The hospital and Backus Federation of Nurses, part of AFT Connecticut that represents more than 400 nurses have been in contract talks since June. The two sides differ on compensation, improved distribution of personal protective equipment and recruiting and keeping new nurses, according to the union.

A spokeswoman for parent company Hartford HealthCare did not immediately respond to questions about staffing at Backus Hospital during the walkout. Donna Handley, president of the hospital, said earlier this month Backus will remain open during a strike and will work to reach an agreement.

Union President Sherri Dayton said recent negotiations led to progress on improved protective gear policies, expanded access for breastfeeding by new mothers and accountability for safe patient limits.

But the company has not yielded on calls by the union to improve recruitment and retention of nurses, the union said.

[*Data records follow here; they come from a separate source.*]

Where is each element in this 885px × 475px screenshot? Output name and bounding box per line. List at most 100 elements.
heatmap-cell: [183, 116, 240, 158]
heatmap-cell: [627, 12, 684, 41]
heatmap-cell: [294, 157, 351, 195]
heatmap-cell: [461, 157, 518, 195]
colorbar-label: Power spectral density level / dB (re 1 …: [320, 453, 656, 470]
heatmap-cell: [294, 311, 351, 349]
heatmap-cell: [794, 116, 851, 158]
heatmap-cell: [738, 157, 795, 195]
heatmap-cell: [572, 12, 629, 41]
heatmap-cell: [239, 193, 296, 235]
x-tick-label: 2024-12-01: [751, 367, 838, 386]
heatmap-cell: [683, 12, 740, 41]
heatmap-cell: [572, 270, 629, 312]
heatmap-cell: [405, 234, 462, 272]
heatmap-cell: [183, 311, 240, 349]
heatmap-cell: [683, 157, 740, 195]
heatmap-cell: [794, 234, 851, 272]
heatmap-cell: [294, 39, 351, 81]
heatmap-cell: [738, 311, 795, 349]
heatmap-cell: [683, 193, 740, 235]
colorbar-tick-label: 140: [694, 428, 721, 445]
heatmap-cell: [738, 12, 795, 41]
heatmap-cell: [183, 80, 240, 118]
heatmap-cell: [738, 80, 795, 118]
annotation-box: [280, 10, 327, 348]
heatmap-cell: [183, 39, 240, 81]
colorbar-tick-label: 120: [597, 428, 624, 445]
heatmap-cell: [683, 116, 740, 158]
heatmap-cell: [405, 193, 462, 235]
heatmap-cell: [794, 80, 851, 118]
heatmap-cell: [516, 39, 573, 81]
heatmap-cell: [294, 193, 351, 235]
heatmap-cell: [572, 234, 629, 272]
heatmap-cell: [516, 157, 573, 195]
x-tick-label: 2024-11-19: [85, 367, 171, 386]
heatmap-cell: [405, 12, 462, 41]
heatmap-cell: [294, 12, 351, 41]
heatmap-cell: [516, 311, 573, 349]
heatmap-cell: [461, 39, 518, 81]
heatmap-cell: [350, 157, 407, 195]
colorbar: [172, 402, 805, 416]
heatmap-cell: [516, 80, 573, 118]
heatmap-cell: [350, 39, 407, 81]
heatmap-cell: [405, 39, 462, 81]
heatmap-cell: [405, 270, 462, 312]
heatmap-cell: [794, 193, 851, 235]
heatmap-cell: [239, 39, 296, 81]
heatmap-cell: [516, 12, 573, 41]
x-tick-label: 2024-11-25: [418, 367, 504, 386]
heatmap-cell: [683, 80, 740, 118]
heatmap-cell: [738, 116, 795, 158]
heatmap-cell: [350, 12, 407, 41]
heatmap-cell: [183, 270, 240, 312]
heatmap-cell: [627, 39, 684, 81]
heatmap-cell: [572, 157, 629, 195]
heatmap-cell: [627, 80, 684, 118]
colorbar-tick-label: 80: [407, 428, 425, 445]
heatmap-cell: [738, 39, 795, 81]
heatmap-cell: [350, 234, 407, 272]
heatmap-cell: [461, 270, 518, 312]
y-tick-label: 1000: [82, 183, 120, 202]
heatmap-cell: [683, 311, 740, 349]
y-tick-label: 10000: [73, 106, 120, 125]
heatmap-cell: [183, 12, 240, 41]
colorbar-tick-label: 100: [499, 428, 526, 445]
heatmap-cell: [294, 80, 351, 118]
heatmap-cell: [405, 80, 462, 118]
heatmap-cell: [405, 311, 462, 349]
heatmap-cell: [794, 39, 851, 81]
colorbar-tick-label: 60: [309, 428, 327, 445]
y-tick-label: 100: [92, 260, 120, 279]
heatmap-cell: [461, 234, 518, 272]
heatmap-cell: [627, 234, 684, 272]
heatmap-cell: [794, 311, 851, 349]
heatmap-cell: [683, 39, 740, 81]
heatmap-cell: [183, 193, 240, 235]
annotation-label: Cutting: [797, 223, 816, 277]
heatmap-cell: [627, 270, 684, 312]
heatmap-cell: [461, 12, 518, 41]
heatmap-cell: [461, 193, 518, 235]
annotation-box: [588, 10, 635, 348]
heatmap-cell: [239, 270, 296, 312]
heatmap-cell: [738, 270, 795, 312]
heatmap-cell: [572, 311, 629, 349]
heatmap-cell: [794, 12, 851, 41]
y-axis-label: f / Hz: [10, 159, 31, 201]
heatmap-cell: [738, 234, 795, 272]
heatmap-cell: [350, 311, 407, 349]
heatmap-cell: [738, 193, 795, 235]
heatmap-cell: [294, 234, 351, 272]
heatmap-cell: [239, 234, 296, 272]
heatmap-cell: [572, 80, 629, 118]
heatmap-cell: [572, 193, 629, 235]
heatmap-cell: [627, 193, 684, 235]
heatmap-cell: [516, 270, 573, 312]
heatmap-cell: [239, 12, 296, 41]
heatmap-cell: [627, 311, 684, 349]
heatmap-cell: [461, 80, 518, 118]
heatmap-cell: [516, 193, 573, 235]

The union has organized a rally Tuesday at the hospital and will be joined by U.S. Rep. Joe Courtney, D-2nd, Randi Weingarten, president of the American Federation of Teachers, and other labor leaders and elected officials.

Nurses at the not-for-profit hospital are seeking higher pay and more staff to relieve nurses who often work hours after the end of their shifts, the union said. They also say they are forced to reuse personal protective equipment kept in paper bags until it’s compromised or soiled and are demanding Hartford Healthcare keep a three-month supply of N95 masks.

Hartford HealthCare insists personal protective equipment is always available to patients and staff.